В следующем заседании комиссия занялась Дрезденшей, приведенной под сильным военным караулом в заседание комиссии. Президент ее для большей внушительности и на страх грешницам приказал забирать их в комиссию с особой обстановкой, так как для исполнения распоряжения комиссии посылалась вооруженная команда, которая окружала арестованную, как важную преступницу. Таким порядком приведена была среди белого дня и Дрезденша, захваченная врасплох в то время, когда она, пышно разодетая, вышла на улицу, собираясь ехать в гости. Прогулка разряженной дамы по улицам под военным конвоем возбудила сильный говор, и, судя по богатому наряду дамы, встречные люди принимали Амалию Максимовну за знатную персону.
Другой случай произвел также сильное впечатление на жителей, и в особенности на жительниц Петербурга. Слишком близкая приятельница одного из нелюбимых в гвардии полковников, Воейкова, молодая вдовушка из благородных дам, ехала в его карете. Несколько гвардейских офицеров, собравшихся у одного из своих товарищей, сидели у открытого окна, когда мимо них проезжала карета полковника, и они под благовидным предлогом вздумали сделать неприятность полковнику. Узнав, кто едет в полковничьей карете, офицеры стали кричать из окна той квартиры, где они были в сборе, чтобы карета остановилась. Кучер не слушался их приказаний и шибко погнал лошадей. Тогда приехавший в гости к офицерам верхом один лейб-компанец выбежал поспешно из комнаты, вскочил на стоявшую на дворе свою лошадь и помчался вслед за каретой, нагнал ее и остановил карету, а подбежавшие в это время офицеры ссадили с козел кучера, один из офицеров заменил его собою, другой влез в карету, двое других стали на запятки и таким образом отвезли эту даму в полицию, обвиняя ее в незаконном сожительстве с полковником.

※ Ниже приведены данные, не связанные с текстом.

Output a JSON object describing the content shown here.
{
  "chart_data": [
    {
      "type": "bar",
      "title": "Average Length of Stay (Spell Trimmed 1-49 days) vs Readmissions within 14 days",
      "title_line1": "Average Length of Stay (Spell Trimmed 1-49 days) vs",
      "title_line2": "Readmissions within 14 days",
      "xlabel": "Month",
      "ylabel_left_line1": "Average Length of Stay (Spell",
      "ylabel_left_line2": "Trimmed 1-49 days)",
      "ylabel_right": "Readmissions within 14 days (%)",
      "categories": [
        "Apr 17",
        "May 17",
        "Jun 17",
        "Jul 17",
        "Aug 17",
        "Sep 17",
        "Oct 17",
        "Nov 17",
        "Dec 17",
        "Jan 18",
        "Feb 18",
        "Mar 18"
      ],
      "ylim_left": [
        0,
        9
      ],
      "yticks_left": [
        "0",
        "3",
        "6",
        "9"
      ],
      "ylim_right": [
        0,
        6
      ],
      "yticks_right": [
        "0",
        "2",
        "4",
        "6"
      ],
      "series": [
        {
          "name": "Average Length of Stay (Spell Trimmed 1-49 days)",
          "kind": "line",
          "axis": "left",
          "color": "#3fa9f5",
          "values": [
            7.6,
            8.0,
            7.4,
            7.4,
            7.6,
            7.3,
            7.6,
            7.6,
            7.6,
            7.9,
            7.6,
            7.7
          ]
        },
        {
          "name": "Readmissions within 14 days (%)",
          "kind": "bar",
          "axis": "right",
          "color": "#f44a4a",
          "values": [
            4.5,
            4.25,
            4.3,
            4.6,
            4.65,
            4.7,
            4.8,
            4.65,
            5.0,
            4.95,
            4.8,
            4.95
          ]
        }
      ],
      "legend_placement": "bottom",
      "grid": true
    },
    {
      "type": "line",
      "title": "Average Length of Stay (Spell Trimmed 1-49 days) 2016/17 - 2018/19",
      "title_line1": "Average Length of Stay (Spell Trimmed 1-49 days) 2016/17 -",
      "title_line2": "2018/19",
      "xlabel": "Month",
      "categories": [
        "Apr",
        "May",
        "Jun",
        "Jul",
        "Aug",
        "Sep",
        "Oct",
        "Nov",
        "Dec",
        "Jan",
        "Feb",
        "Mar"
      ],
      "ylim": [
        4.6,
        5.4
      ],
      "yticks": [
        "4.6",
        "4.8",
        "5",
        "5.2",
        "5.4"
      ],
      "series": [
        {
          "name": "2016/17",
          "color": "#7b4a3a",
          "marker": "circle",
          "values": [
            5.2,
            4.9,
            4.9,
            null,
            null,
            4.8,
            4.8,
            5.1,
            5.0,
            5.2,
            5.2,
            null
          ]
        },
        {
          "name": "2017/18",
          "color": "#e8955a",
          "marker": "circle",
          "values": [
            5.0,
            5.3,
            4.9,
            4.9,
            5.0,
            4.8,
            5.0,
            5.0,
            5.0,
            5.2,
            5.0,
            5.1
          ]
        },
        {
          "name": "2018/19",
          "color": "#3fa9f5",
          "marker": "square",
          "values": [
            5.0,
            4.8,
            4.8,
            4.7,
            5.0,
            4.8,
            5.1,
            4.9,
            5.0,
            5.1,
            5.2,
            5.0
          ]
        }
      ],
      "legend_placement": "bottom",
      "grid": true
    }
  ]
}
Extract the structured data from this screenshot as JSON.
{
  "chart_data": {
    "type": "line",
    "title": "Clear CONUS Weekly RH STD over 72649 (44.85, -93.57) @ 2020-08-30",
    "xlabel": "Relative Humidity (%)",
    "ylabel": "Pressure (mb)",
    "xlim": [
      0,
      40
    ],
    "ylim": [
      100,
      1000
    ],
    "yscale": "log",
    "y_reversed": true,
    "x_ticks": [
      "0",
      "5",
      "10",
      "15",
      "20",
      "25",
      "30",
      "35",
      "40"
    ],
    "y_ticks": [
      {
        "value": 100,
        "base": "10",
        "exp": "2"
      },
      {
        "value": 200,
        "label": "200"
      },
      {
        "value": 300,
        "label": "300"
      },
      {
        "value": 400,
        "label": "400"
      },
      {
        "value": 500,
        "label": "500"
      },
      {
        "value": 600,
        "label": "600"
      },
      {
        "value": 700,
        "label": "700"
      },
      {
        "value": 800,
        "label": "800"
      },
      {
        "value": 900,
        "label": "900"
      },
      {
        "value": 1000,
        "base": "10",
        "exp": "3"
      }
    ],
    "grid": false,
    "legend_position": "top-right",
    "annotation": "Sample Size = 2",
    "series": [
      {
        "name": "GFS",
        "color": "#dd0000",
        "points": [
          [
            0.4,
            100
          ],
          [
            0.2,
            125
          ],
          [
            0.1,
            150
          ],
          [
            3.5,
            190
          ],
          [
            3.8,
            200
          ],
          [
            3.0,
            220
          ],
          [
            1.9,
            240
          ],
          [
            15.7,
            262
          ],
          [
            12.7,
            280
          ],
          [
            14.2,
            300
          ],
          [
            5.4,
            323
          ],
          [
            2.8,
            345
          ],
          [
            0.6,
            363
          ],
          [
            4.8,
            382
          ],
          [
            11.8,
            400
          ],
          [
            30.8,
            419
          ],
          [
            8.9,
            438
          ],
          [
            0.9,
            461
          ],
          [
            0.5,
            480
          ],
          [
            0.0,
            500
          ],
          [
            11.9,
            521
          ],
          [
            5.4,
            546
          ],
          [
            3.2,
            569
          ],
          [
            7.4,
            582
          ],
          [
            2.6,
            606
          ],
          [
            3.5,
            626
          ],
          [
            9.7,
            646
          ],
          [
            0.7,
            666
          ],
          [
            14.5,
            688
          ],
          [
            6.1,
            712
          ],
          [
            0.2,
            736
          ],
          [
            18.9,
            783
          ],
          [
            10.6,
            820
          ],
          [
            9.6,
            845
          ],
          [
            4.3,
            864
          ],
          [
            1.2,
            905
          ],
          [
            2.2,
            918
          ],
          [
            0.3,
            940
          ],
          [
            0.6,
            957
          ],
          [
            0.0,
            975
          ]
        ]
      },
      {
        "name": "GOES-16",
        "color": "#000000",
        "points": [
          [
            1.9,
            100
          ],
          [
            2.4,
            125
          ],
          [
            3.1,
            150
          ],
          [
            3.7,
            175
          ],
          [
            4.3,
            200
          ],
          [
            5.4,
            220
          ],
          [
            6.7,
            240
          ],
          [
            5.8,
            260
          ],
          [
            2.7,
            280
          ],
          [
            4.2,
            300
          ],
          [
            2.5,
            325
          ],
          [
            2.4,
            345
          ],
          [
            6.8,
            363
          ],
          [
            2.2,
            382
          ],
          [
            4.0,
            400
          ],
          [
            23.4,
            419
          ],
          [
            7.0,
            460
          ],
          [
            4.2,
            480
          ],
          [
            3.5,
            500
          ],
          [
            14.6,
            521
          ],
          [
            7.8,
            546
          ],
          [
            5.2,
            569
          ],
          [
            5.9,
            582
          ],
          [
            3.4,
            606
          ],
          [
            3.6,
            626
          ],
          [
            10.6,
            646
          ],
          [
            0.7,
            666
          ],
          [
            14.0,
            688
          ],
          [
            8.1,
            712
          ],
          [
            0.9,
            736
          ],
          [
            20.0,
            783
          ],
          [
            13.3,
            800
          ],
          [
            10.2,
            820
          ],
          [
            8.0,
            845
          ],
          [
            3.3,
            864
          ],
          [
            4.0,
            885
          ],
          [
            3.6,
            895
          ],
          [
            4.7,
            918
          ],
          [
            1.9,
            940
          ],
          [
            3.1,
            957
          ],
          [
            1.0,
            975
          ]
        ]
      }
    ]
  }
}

Что касается Дрезденши, то, по приводе ее в комиссию и после обычных в то время общих при производстве дознаний и следствий вопросов, президент комиссии принялся допрашивать Амалию Максимовну, кто посещал ее. Сначала Дрезденша стала отговариваться тем, что она не знала вовсе фамилий тех, кто бывал у нее. Но Демидов строгим и внушительным голосом потребовал, чтобы она сказала сущую правду, объявив, что комиссия и без ее указаний доберется сама до тех, кто ей нужен, и что, сверх того, упорство со стороны допрашиваемой не только совершенно бесполезно для открытия истины, но что оно усугубит ее наказание.
Тогда испуганная Дрезденша назвала несколько пришедших ей вдруг на память знатных особ, приезжавших к ней «выбирать себе мужей по нраву».
Демидов не удовольствовался такими показаниями Дрезденши, указавшей на нескольких дам, принадлежавших к самому знатному петербургскому обществу.
– Ты нам не на всех указала. Многих ты скрыла, говори без всякой утайки, а то я сейчас прикажу допросить с пристрастием, – крикнул президент, сильно затопав ногами.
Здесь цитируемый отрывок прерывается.